Contro l’oppressione sessista
- La ristrutturazione dello Stato capitalista è particolarmente
brutale nel campo sociale. Sono prima di tutto le donne che perdono
posti di lavoro. E sono le donne che raccolgono i cocci dei danni
causati dagli altri con il loro lavoro benevolo.
- Le donne guadagnano meno, ma svolgono la maggior parte del lavoro
compiuto nella società. Basta! Riduzione del tempo di lavoro
salariato, divisione dei compiti domestici, lotta contro le violenze
domestiche!
Contro le discriminazioni razziste e uguali diritti per tutti!
- Fine della repressione crescente e delle discriminazioni razziste
nei confronti dei migranti. No agli accordi di Schengen e di Dublino.
Diritto soggiorno per tutti e tutte. Nessun* è illegale!

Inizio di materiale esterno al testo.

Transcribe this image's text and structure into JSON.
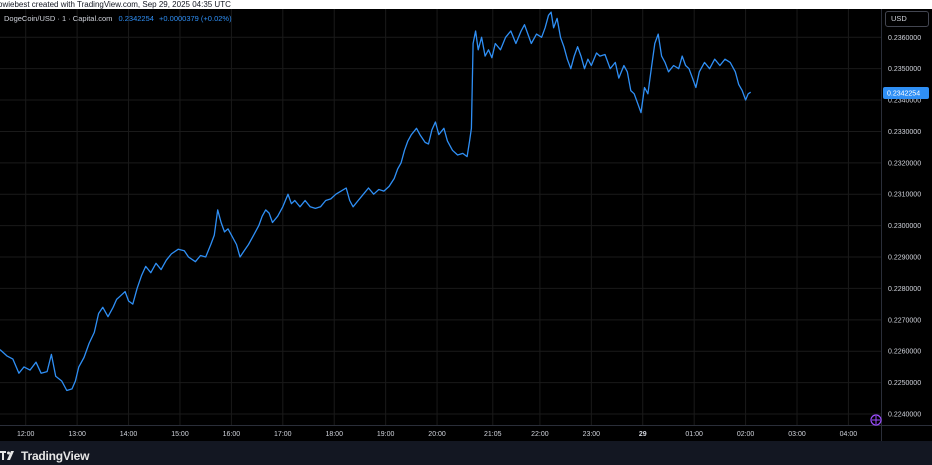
{
  "header": {
    "caption": "owiebest created with TradingView.com, Sep 29, 2025 04:35 UTC"
  },
  "legend": {
    "symbol": "DogeCoin/USD · 1 · Capital.com",
    "price": "0.2342254",
    "change": "+0.0000379 (+0.02%)"
  },
  "currency_button": "USD",
  "footer": {
    "brand": "TradingView"
  },
  "colors": {
    "background": "#000000",
    "line": "#2f8ff5",
    "grid": "#1a1a1a",
    "price_tag": "#2f8ff5"
  },
  "chart_data": {
    "type": "line",
    "title": "",
    "xlabel": "",
    "ylabel": "",
    "grid": true,
    "legend": "top-left",
    "y_axis_position": "right",
    "ylim": [
      0.22365,
      0.2369
    ],
    "xlim": [
      "11:30",
      "04:38"
    ],
    "y_ticks": [
      "0.2240000",
      "0.2250000",
      "0.2260000",
      "0.2270000",
      "0.2280000",
      "0.2290000",
      "0.2300000",
      "0.2310000",
      "0.2320000",
      "0.2330000",
      "0.2340000",
      "0.2350000",
      "0.2360000"
    ],
    "x_ticks": [
      {
        "label": "12:00",
        "minute": 30
      },
      {
        "label": "13:00",
        "minute": 90
      },
      {
        "label": "14:00",
        "minute": 150
      },
      {
        "label": "15:00",
        "minute": 210
      },
      {
        "label": "16:00",
        "minute": 270
      },
      {
        "label": "17:00",
        "minute": 330
      },
      {
        "label": "18:00",
        "minute": 390
      },
      {
        "label": "19:00",
        "minute": 450
      },
      {
        "label": "20:00",
        "minute": 510
      },
      {
        "label": "21:05",
        "minute": 575
      },
      {
        "label": "22:00",
        "minute": 630
      },
      {
        "label": "23:00",
        "minute": 690
      },
      {
        "label": "29",
        "minute": 750,
        "bold": true
      },
      {
        "label": "01:00",
        "minute": 810
      },
      {
        "label": "02:00",
        "minute": 870
      },
      {
        "label": "03:00",
        "minute": 930
      },
      {
        "label": "04:00",
        "minute": 990
      }
    ],
    "last_price_label": "0.2342254",
    "series": [
      {
        "x_unit": "minutes since 11:30",
        "points": [
          [
            0,
            0.22605
          ],
          [
            8,
            0.22585
          ],
          [
            15,
            0.22575
          ],
          [
            22,
            0.2253
          ],
          [
            28,
            0.2255
          ],
          [
            35,
            0.2254
          ],
          [
            42,
            0.22565
          ],
          [
            48,
            0.2253
          ],
          [
            55,
            0.22535
          ],
          [
            60,
            0.2259
          ],
          [
            65,
            0.2252
          ],
          [
            72,
            0.22505
          ],
          [
            78,
            0.22475
          ],
          [
            84,
            0.2248
          ],
          [
            88,
            0.22505
          ],
          [
            92,
            0.2255
          ],
          [
            98,
            0.2258
          ],
          [
            104,
            0.22625
          ],
          [
            110,
            0.2266
          ],
          [
            115,
            0.2272
          ],
          [
            120,
            0.2274
          ],
          [
            126,
            0.2271
          ],
          [
            132,
            0.2274
          ],
          [
            136,
            0.22765
          ],
          [
            140,
            0.22775
          ],
          [
            146,
            0.2279
          ],
          [
            150,
            0.2276
          ],
          [
            155,
            0.2275
          ],
          [
            160,
            0.228
          ],
          [
            165,
            0.2284
          ],
          [
            170,
            0.2287
          ],
          [
            176,
            0.2285
          ],
          [
            182,
            0.2288
          ],
          [
            188,
            0.2286
          ],
          [
            194,
            0.2289
          ],
          [
            200,
            0.2291
          ],
          [
            208,
            0.22925
          ],
          [
            215,
            0.2292
          ],
          [
            220,
            0.229
          ],
          [
            228,
            0.22885
          ],
          [
            234,
            0.22905
          ],
          [
            240,
            0.229
          ],
          [
            246,
            0.2294
          ],
          [
            250,
            0.2297
          ],
          [
            254,
            0.2305
          ],
          [
            258,
            0.2301
          ],
          [
            262,
            0.2298
          ],
          [
            266,
            0.2299
          ],
          [
            270,
            0.2297
          ],
          [
            276,
            0.2294
          ],
          [
            280,
            0.229
          ],
          [
            285,
            0.2292
          ],
          [
            290,
            0.2294
          ],
          [
            296,
            0.2297
          ],
          [
            302,
            0.23
          ],
          [
            306,
            0.2303
          ],
          [
            310,
            0.2305
          ],
          [
            314,
            0.2304
          ],
          [
            318,
            0.2301
          ],
          [
            324,
            0.2303
          ],
          [
            330,
            0.2306
          ],
          [
            336,
            0.231
          ],
          [
            340,
            0.2307
          ],
          [
            344,
            0.2308
          ],
          [
            350,
            0.2306
          ],
          [
            356,
            0.2308
          ],
          [
            362,
            0.2306
          ],
          [
            368,
            0.23055
          ],
          [
            374,
            0.2306
          ],
          [
            380,
            0.2308
          ],
          [
            386,
            0.23085
          ],
          [
            392,
            0.231
          ],
          [
            398,
            0.2311
          ],
          [
            404,
            0.2312
          ],
          [
            408,
            0.2308
          ],
          [
            412,
            0.2306
          ],
          [
            418,
            0.2308
          ],
          [
            424,
            0.231
          ],
          [
            430,
            0.2312
          ],
          [
            436,
            0.231
          ],
          [
            442,
            0.23115
          ],
          [
            448,
            0.2311
          ],
          [
            454,
            0.23125
          ],
          [
            460,
            0.2315
          ],
          [
            464,
            0.2318
          ],
          [
            468,
            0.232
          ],
          [
            472,
            0.2324
          ],
          [
            476,
            0.2327
          ],
          [
            480,
            0.2329
          ],
          [
            486,
            0.2331
          ],
          [
            490,
            0.2329
          ],
          [
            496,
            0.23265
          ],
          [
            500,
            0.2326
          ],
          [
            504,
            0.23305
          ],
          [
            508,
            0.2333
          ],
          [
            512,
            0.2329
          ],
          [
            518,
            0.2331
          ],
          [
            522,
            0.2327
          ],
          [
            528,
            0.2324
          ],
          [
            534,
            0.23225
          ],
          [
            540,
            0.2323
          ],
          [
            545,
            0.2322
          ],
          [
            548,
            0.2327
          ],
          [
            550,
            0.2331
          ],
          [
            552,
            0.2358
          ],
          [
            555,
            0.2362
          ],
          [
            558,
            0.2356
          ],
          [
            562,
            0.236
          ],
          [
            566,
            0.2354
          ],
          [
            570,
            0.2356
          ],
          [
            574,
            0.23535
          ],
          [
            578,
            0.2358
          ],
          [
            584,
            0.2356
          ],
          [
            590,
            0.236
          ],
          [
            596,
            0.2362
          ],
          [
            602,
            0.2358
          ],
          [
            608,
            0.2362
          ],
          [
            612,
            0.2364
          ],
          [
            616,
            0.2361
          ],
          [
            620,
            0.2358
          ],
          [
            626,
            0.2361
          ],
          [
            632,
            0.236
          ],
          [
            636,
            0.2363
          ],
          [
            640,
            0.2367
          ],
          [
            643,
            0.2368
          ],
          [
            646,
            0.2363
          ],
          [
            650,
            0.2366
          ],
          [
            654,
            0.236
          ],
          [
            658,
            0.2357
          ],
          [
            662,
            0.2353
          ],
          [
            666,
            0.235
          ],
          [
            670,
            0.2354
          ],
          [
            674,
            0.2357
          ],
          [
            678,
            0.2354
          ],
          [
            682,
            0.235
          ],
          [
            686,
            0.2353
          ],
          [
            690,
            0.2351
          ],
          [
            696,
            0.2355
          ],
          [
            700,
            0.2354
          ],
          [
            706,
            0.23545
          ],
          [
            712,
            0.235
          ],
          [
            718,
            0.2352
          ],
          [
            722,
            0.2347
          ],
          [
            728,
            0.2351
          ],
          [
            732,
            0.2349
          ],
          [
            736,
            0.2343
          ],
          [
            740,
            0.2342
          ],
          [
            744,
            0.2339
          ],
          [
            748,
            0.2336
          ],
          [
            752,
            0.2344
          ],
          [
            756,
            0.2342
          ],
          [
            760,
            0.235
          ],
          [
            764,
            0.2358
          ],
          [
            768,
            0.2361
          ],
          [
            772,
            0.2354
          ],
          [
            776,
            0.2352
          ],
          [
            780,
            0.2349
          ],
          [
            786,
            0.2351
          ],
          [
            792,
            0.235
          ],
          [
            796,
            0.2354
          ],
          [
            800,
            0.2351
          ],
          [
            804,
            0.235
          ],
          [
            808,
            0.2347
          ],
          [
            812,
            0.2344
          ],
          [
            816,
            0.2349
          ],
          [
            822,
            0.2352
          ],
          [
            828,
            0.235
          ],
          [
            834,
            0.2353
          ],
          [
            840,
            0.2351
          ],
          [
            846,
            0.2353
          ],
          [
            852,
            0.2352
          ],
          [
            858,
            0.2349
          ],
          [
            862,
            0.2345
          ],
          [
            866,
            0.2343
          ],
          [
            870,
            0.234
          ],
          [
            873,
            0.2342
          ],
          [
            876,
            0.23425
          ]
        ]
      }
    ]
  }
}
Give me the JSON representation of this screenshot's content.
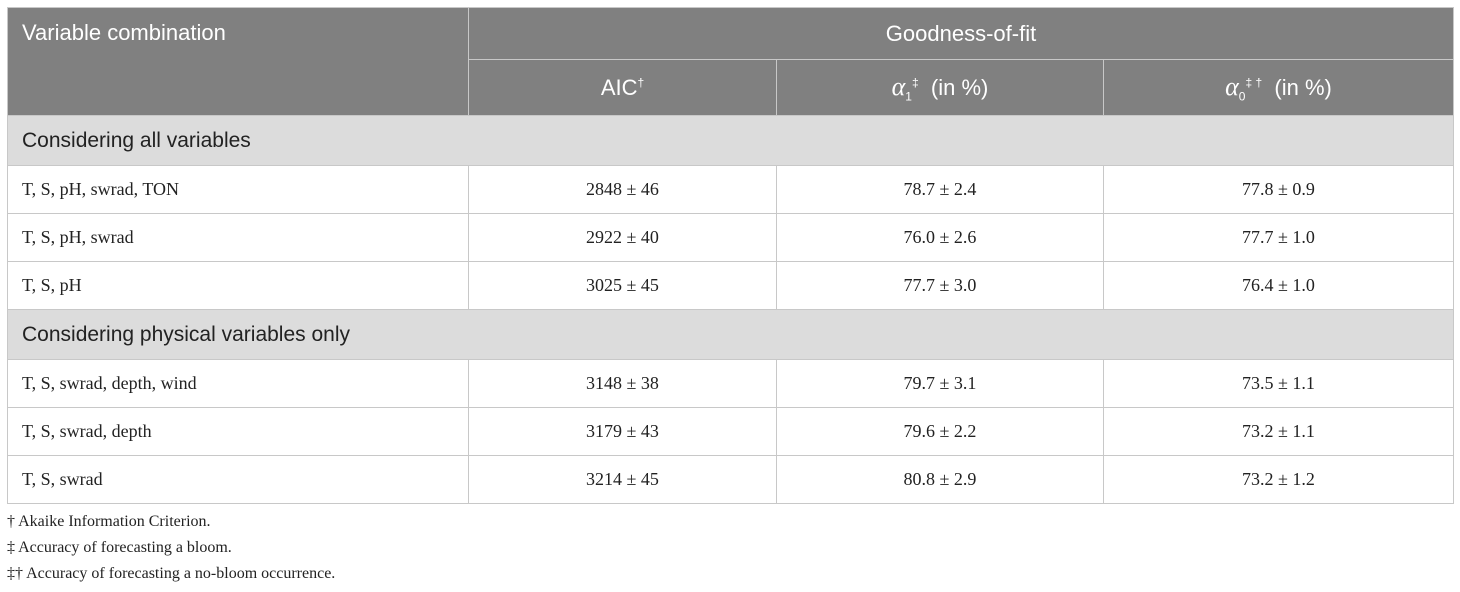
{
  "table": {
    "header": {
      "variable": "Variable combination",
      "group": "Goodness-of-fit",
      "aic": {
        "text": "AIC",
        "sup": "†"
      },
      "alpha1": {
        "symbol": "α",
        "sub": "1",
        "sup": "‡",
        "text": "(in %)"
      },
      "alpha0": {
        "symbol": "α",
        "sub": "0",
        "sup": "‡ †",
        "text": "(in %)"
      }
    },
    "sections": [
      {
        "title": "Considering all variables",
        "rows": [
          [
            "T, S, pH, swrad, TON",
            "2848 ± 46",
            "78.7 ± 2.4",
            "77.8 ± 0.9"
          ],
          [
            "T, S, pH, swrad",
            "2922 ± 40",
            "76.0 ± 2.6",
            "77.7 ± 1.0"
          ],
          [
            "T, S, pH",
            "3025 ± 45",
            "77.7 ± 3.0",
            "76.4 ± 1.0"
          ]
        ]
      },
      {
        "title": "Considering physical variables only",
        "rows": [
          [
            "T, S, swrad, depth, wind",
            "3148 ± 38",
            "79.7 ± 3.1",
            "73.5 ± 1.1"
          ],
          [
            "T, S, swrad, depth",
            "3179 ± 43",
            "79.6 ± 2.2",
            "73.2 ± 1.1"
          ],
          [
            "T, S, swrad",
            "3214 ± 45",
            "80.8 ± 2.9",
            "73.2 ± 1.2"
          ]
        ]
      }
    ],
    "footnotes": [
      "† Akaike Information Criterion.",
      "‡ Accuracy of forecasting a bloom.",
      "‡† Accuracy of forecasting a no-bloom occurrence."
    ]
  }
}
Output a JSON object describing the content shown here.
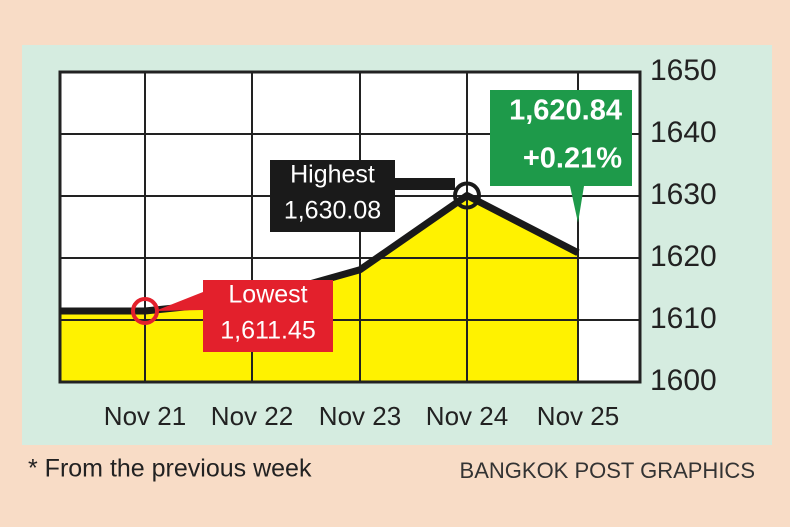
{
  "chart_data": {
    "type": "line",
    "categories": [
      "Nov 21",
      "Nov 22",
      "Nov 23",
      "Nov 24",
      "Nov 25"
    ],
    "series": [
      {
        "color": "#1a1a1a",
        "fill": "#fff200",
        "values": [
          1611.45,
          1613.2,
          1618.1,
          1630.08,
          1620.84
        ]
      }
    ],
    "ylim": [
      1600,
      1650
    ],
    "yticks": [
      1600,
      1610,
      1620,
      1630,
      1640,
      1650
    ],
    "grid": true,
    "annotations": [
      {
        "lines": [
          "Lowest",
          "1,611.45"
        ],
        "color": "#e3202c",
        "point": 0
      },
      {
        "lines": [
          "Highest",
          "1,630.08"
        ],
        "color": "#1a1a1a",
        "point": 3
      },
      {
        "lines": [
          "1,620.84",
          "+0.21%"
        ],
        "color": "#1e9a4a",
        "point": 4
      }
    ],
    "footnote": "* From the previous week",
    "credit": "BANGKOK POST GRAPHICS"
  }
}
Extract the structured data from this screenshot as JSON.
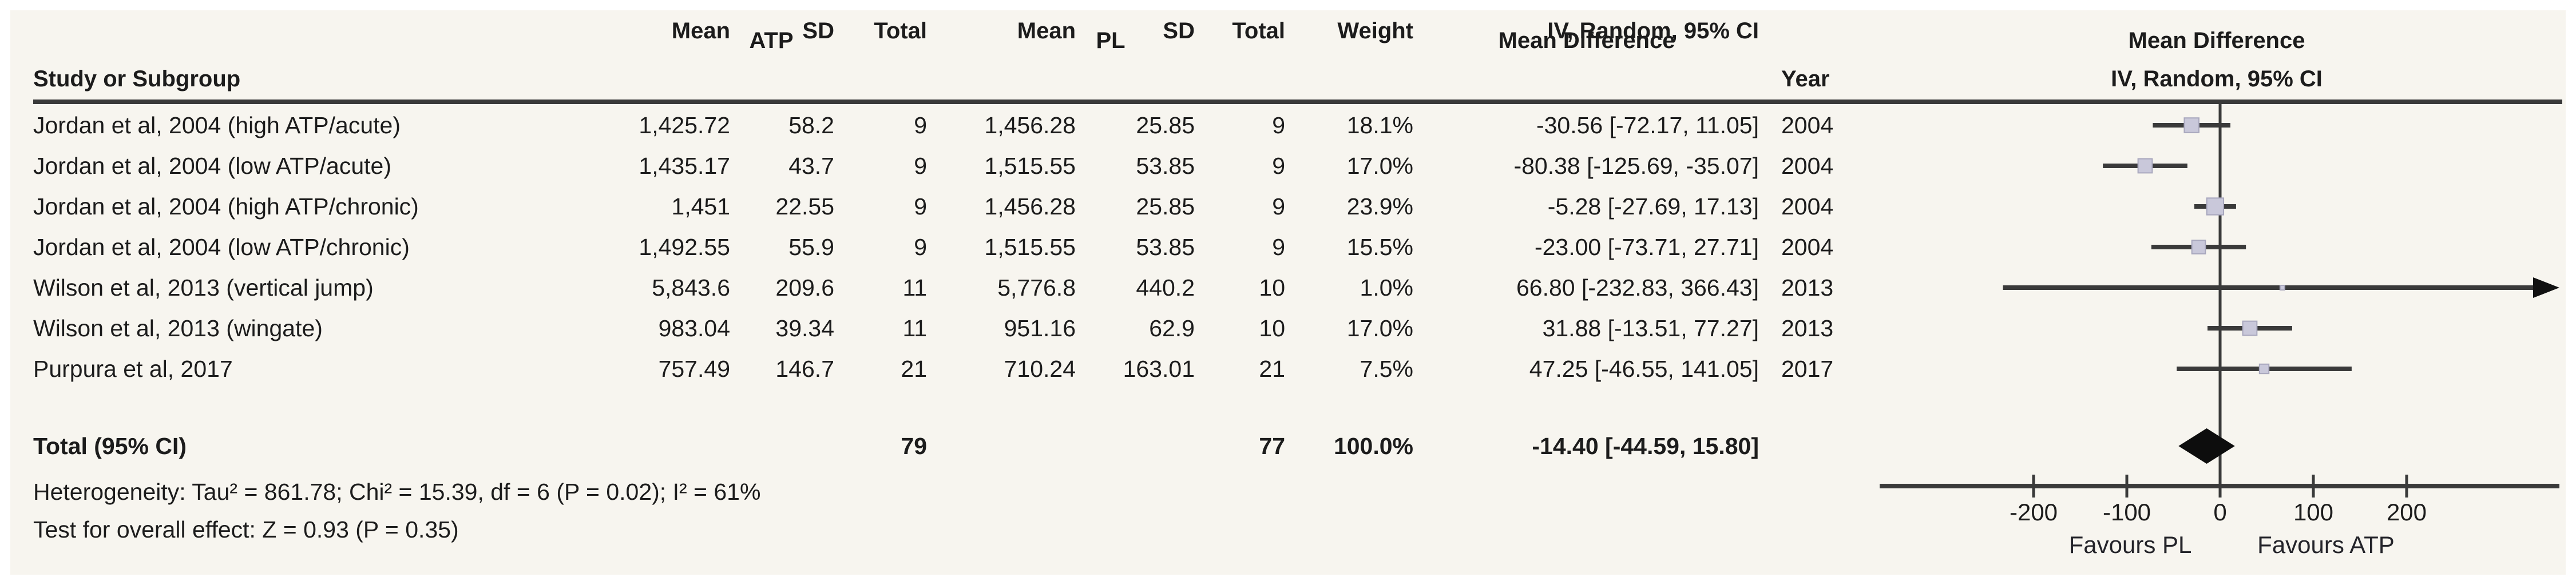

- No al dumping salariale e sociale in Svizzera, nell’Unione
Europea e in tutto il mondo. Per la libertà di circolazione.
Stessi diritti politici e sociali per tutti/e, veri diritti per
i salariati e le salariate e per il miglioramento delle condizioni
di vita di tutti e tutte. Per una lotta comune di tutti/e i lavoratori
e le lavoratrici in Svizzera, nell’Unione Europea e nel mondo
intero contro la politica del capitale
Contro
le guerre imperialiste e l’occupazione dell’Iraq!
- Fine della violenza contro la popolazione irachena. Ritiro incondizionato
delle truppe americane e dei loro alleati dall’Iraq. Nessun
regime d’occupazione sanzionato dell’ONU.
- Contro il nuovo ordine mondiale basato sulla guerra, con i suoi
protettorati neocoloniali in Afghanistan, nei Balcani, ad Haiti,
in Iraq, in Palestina, in Cecenia e in Africa.
- No al muro dell’apartheid in Palestina.
- Per il diritto all’autodeterminazione delle genti nel mondo
intero.
Firmatari del presente appello (stato al 6.12.04):
Aktion
ungehorsamer Studierender (AUS), Berna; Antifa Bern; Anti-WTO-Koordination
Bern, Ticino; Arti- Fri-Ciel, Fribourg; Movimento per il Socialismo
(MPS); Collettivo Zapatista, Lugano; C.S.A. il Molino, Lugano; DaDavos
Chur, Direkte Solidarität mit Chiapas, Zürich; F.A.M.
Frauengruppe gegen Sexismus &
Rassismus, Berna; Freie ArbeiterInnen Union (FAU), Svizzera; Globalisierungskritiker,
Turgovia; Grüne Partei Bern Demokratische Alterrnative (GPB-DA);
Gruppe Landquart, Berna; Gruppe Roter Autonome (GRA), Zurich; Infoladen
Kasama, Zurigo; Momo Rebel, Mendrisio; Revolutionärer Aufbau
Schweiz; Roter Faden, Basilea; Villa Rosenau, Basilea.